The great museums of the world also function as incredible and vast store houses. The amount of art that rests in the possession of some museums can sometimes eclipse the number of works in permanent exhibition. Periodically portions of archived collections are reintroduced to the public and mounted as exhibitions to highlight an artist or a period of artistic achievement.
The Art Institute’s Painting the Floating World: Ukiyo-e Masterpieces from the Weston Collection ending the 27th of this month is much more intriguing than you might initially assume. A small exhibit of only forty works, it’s as much a representation of life in a long-gone age as it is of exceptional art. Looking back 300 years at Japan’s Tokugawa period that began in 1603 and stretched to 1868, it’s also an unexpected reminder of the disquieting sameness of the human condition.
In etchings, wood blocks and paintings, the works expectedly epitomize the exquisite refinement so particular to Japanese art during that the 16th and 17th centuries. Utamaro, one of the artists featured in the exhibit, is thought to be an exemplar in the depiction of female beauty. It’s his, as well as many other artists of the period, choice of subjects to embody beauty that adds dynamism to this exhibit.
Highly segmented socially, the class system in Tokugawa Japan was as finely defined as it was rigid. If you made your livelihood in any profession that fell within the taboos of Buddhism, you existed either on the periphery or well outside acceptable society. Butchers, undertakers, street cleaners and executioners were all included in that number. Entertainer and prostitutes, courtesans in the vernacular, were the social equivalents of beggars.
Despite their formal stigma, courtesans enjoyed huge public popularity stemming from the studied elegance and sublime beauty of high-ranking practitioners. Much like today, the more highly famed were known only by their first name and were followed like celebrities. The same was true of kabuki actors who are also represented in this revealing exhibition. In Painting the Floating World, the force these actors brought to their characters explode from the scrolls and wood blocks on which they’re painted. Katsukawa Shunsho’s portrayal of actor Ichikawa Danjuno IV as Shibaraku around 1768 uses shorthand facial expressions to both identify the actor and express performance intensity.

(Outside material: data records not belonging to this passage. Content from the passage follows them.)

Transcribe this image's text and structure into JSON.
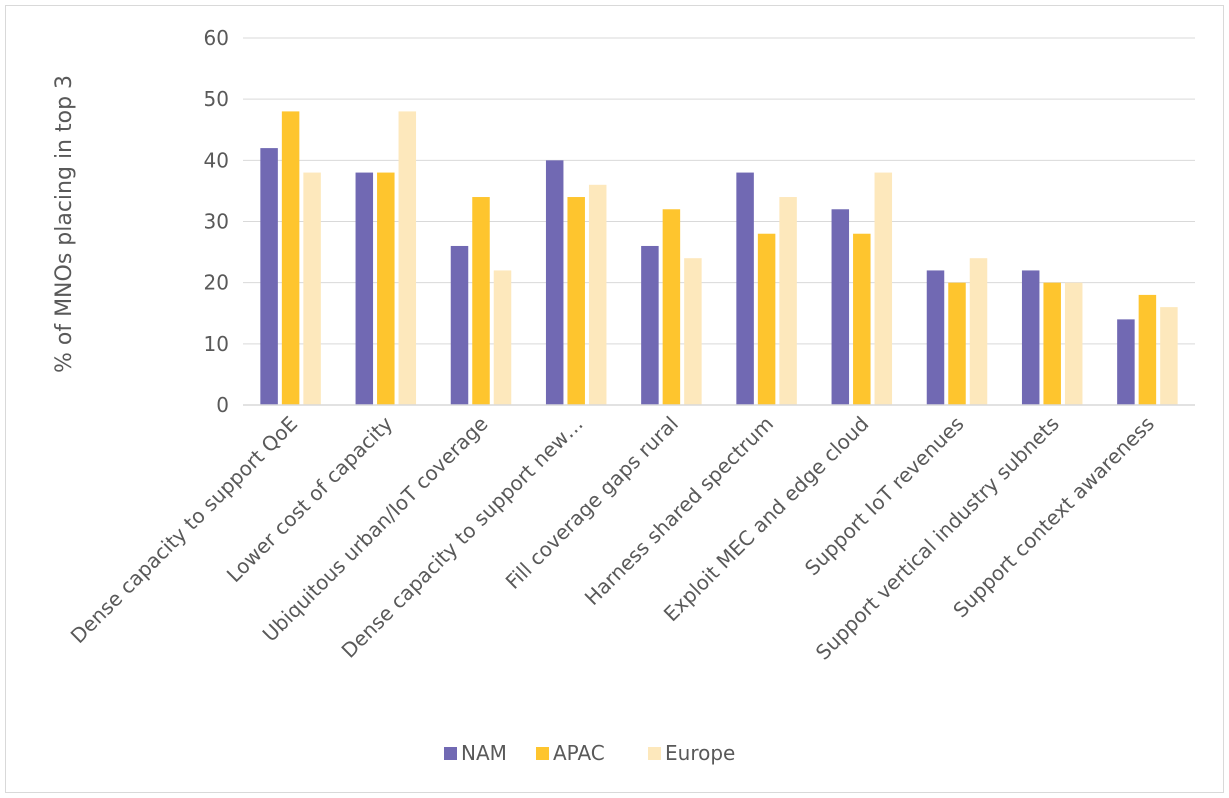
{
  "chart_data": {
    "type": "bar",
    "ylabel": "% of MNOs placing in top 3",
    "ylim": [
      0,
      60
    ],
    "ytick_step": 10,
    "yticks": [
      "0",
      "10",
      "20",
      "30",
      "40",
      "50",
      "60"
    ],
    "grid": true,
    "legend_position": "bottom",
    "categories": [
      "Dense capacity to support QoE",
      "Lower cost of capacity",
      "Ubiquitous urban/IoT coverage",
      "Dense capacity to support new…",
      "Fill coverage gaps rural",
      "Harness shared spectrum",
      "Exploit MEC and edge cloud",
      "Support IoT revenues",
      "Support vertical industry subnets",
      "Support context awareness"
    ],
    "series": [
      {
        "name": "NAM",
        "color": "#7169b3",
        "values": [
          42,
          38,
          26,
          40,
          26,
          38,
          32,
          22,
          22,
          14
        ]
      },
      {
        "name": "APAC",
        "color": "#fec52e",
        "values": [
          48,
          38,
          34,
          34,
          32,
          28,
          28,
          20,
          20,
          18
        ]
      },
      {
        "name": "Europe",
        "color": "#fde8bc",
        "values": [
          38,
          48,
          22,
          36,
          24,
          34,
          38,
          24,
          20,
          16
        ]
      }
    ]
  }
}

But it’s the women who rule this show. Also known as the Edo period, the age was acclaimed for its “distinctive aesthetic sensibility” and celebrated both the romantic and the sensual. The art produced was often inexpensively reproduced in prints and sold in the mass market. More affluent enthusiasts would commission paintings of their favorite courtesans and actors.

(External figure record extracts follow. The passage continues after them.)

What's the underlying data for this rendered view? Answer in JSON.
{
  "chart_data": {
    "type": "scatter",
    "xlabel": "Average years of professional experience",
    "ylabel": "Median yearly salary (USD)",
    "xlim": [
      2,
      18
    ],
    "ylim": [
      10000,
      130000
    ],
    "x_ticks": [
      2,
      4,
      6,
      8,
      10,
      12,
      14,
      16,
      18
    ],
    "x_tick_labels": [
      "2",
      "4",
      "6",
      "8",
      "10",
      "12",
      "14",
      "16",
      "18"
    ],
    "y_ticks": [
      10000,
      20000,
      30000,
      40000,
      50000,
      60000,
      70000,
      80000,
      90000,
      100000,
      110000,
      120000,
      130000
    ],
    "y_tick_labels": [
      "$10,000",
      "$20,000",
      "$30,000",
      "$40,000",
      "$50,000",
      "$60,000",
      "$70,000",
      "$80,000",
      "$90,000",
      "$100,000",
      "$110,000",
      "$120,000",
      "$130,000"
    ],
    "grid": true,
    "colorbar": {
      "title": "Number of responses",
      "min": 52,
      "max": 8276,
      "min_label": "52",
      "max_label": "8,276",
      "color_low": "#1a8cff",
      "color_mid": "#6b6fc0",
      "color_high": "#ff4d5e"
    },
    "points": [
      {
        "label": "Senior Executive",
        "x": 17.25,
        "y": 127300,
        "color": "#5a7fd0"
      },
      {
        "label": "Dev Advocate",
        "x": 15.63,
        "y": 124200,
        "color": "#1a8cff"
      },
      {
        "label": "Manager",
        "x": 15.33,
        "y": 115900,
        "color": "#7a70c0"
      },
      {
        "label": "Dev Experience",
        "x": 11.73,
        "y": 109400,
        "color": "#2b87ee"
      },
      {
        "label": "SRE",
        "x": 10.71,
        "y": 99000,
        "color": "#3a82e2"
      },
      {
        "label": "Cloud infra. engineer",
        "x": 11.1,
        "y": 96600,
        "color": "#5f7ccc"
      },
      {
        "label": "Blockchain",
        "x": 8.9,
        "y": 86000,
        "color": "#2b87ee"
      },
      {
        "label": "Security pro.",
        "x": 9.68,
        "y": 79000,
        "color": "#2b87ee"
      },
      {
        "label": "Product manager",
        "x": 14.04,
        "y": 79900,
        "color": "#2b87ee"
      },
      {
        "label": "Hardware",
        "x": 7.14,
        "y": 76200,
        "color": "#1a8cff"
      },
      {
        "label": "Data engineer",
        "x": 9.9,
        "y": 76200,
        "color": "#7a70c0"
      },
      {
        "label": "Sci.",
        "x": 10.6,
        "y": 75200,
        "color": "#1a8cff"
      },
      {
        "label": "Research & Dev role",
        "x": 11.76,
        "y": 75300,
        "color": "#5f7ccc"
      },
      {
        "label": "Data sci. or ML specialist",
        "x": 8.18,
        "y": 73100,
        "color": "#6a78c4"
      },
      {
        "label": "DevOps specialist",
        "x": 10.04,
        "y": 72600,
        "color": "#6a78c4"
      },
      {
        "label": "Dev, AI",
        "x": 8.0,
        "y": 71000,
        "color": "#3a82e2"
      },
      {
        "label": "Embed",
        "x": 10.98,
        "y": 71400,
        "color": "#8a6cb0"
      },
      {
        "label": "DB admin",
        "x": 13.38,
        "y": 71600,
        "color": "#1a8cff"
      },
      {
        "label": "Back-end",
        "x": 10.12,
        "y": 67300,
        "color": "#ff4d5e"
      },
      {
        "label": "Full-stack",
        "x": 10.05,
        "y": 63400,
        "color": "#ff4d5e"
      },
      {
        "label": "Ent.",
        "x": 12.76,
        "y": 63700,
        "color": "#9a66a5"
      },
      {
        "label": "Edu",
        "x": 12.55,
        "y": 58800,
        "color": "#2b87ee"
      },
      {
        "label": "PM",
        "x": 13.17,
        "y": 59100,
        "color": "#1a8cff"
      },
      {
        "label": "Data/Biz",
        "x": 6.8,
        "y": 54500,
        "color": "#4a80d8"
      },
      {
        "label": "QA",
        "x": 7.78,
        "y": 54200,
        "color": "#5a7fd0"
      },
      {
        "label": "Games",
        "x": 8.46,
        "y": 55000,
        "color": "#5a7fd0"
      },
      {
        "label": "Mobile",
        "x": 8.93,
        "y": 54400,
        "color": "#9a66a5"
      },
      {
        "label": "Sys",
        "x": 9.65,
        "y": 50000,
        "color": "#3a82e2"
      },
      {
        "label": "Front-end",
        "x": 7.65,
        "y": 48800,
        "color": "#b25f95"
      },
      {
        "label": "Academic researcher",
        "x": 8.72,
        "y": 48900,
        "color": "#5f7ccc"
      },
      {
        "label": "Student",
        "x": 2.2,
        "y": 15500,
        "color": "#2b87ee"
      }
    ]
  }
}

Like other early cultures, male actors would often play female roles and, at least to modern eyes, all but erase the lines dividing the sexes. Specializing in kabuki actor prints and developing their own signature representation of beauty, some artists distinguished themselves by exaggerating the posture of men playing female characters to highlight the character’s femininity and grace. The same delicate care used to express a beauty’s facial feature is extended to the portrayal of men playing women; perpetuating the elegance and refinement that the period’s art mandated.
That many of these accomplished artists supplemented their earnings by drawing explicit pornography to satisfy mass demand as well as to boast revenues adds a fascinating twist to the story of art’s malleability.